Aaaaaand we're done 👏🏼🍻

If you have any suggestions on how we could improve this session, please let us know in the following cell. What did you particularly like or dislike? Did you miss any contents?

### Additional Tasks

**Task 6a:** Implement the `forward` function for the `SoftMax` layer.

**Task 6b:** Implement the `estimate` function for the `CrossEntropy` cost.

**Task 6c:** Implement the `gradient` function for the `CrossEntropy` cost.

**Task 6d:** Implement the `backward` function for the `SoftMax` layer.

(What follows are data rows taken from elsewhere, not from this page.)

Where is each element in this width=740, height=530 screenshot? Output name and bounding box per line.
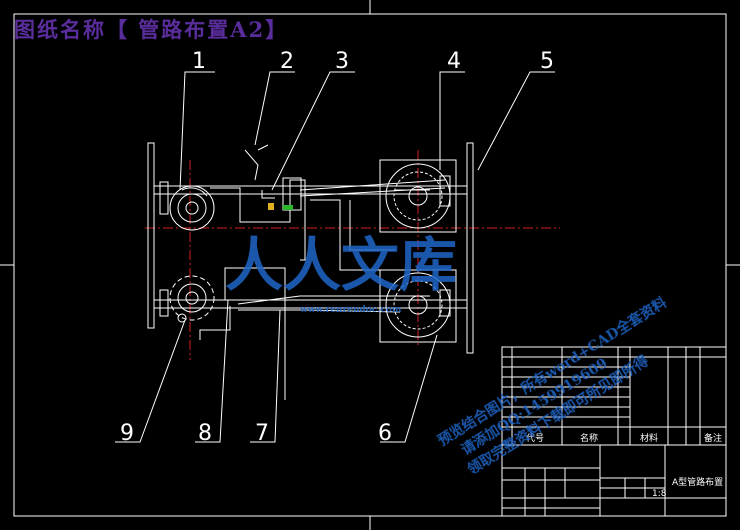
callout-1: 1	[192, 49, 206, 74]
name-header: 名称	[580, 432, 598, 444]
remark-header: 备注	[704, 432, 722, 444]
pipe-routing	[199, 144, 446, 400]
valve	[283, 205, 293, 210]
brake-front-left	[169, 185, 215, 231]
scale-value: 1:8	[652, 489, 667, 499]
watermark-url: www.renrendoc.com	[299, 305, 402, 315]
brake-front-right	[379, 159, 457, 233]
callout-4: 4	[447, 49, 461, 74]
callout-2: 2	[280, 49, 294, 74]
callout-8: 8	[198, 421, 212, 446]
fitting	[268, 203, 274, 210]
centerlines	[145, 150, 560, 360]
parts-list	[501, 346, 727, 517]
callout-3: 3	[335, 49, 349, 74]
chassis-frame	[147, 142, 474, 354]
callout-6: 6	[378, 421, 392, 446]
brake-rear-right	[379, 269, 457, 343]
watermark-brand: 人人文库	[225, 231, 457, 299]
callout-9: 9	[120, 421, 134, 446]
leader-lines	[115, 71, 555, 443]
code-header: 代号	[526, 433, 544, 444]
drawing-title: 图纸名称【 管路布置A2】	[14, 17, 289, 42]
callout-5: 5	[540, 49, 554, 74]
material-header: 材料	[640, 432, 658, 444]
drawing-name: A型管路布置	[672, 476, 723, 488]
callout-7: 7	[255, 421, 269, 446]
brake-rear-left	[169, 275, 215, 323]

**Task 6e:** Test your implementation by setting up a network using the soft max layer and cross entropy cost in combination.

In [None]:
class SoftMax(Layer):
    def __init__(self):
        self.x_out = None

    def forward(self, x_in):
        # ----- add code for task 6a between comments -----
        # -------------------------------------------------
        return self.x_out

    def backward(self, d_out):
        # ----- add code for task 6d between comments -----
        # -------------------------------------------------
        return d_in


class CrossEntropy(Cost):
    def __init__(self):
        self.x_in = None
        self.target = None
        self.eps = 1e-12

    def estimate(self, target, x_in):
        # ----- add code for task 6b between comments -----
        # -------------------------------------------------
        return cost

    def gradient(self, d_out):
        # ----- add code for task 6c between comments -----
        # -------------------------------------------------
        return gradient


In [None]:
# define hyperparameters
input_size = 28**2
label_size = 10
batch_size = 600
learning_rate = 0.00001
number_epochs = 100

# ----- add code for task 6e between comments -----
# -------------------------------------------------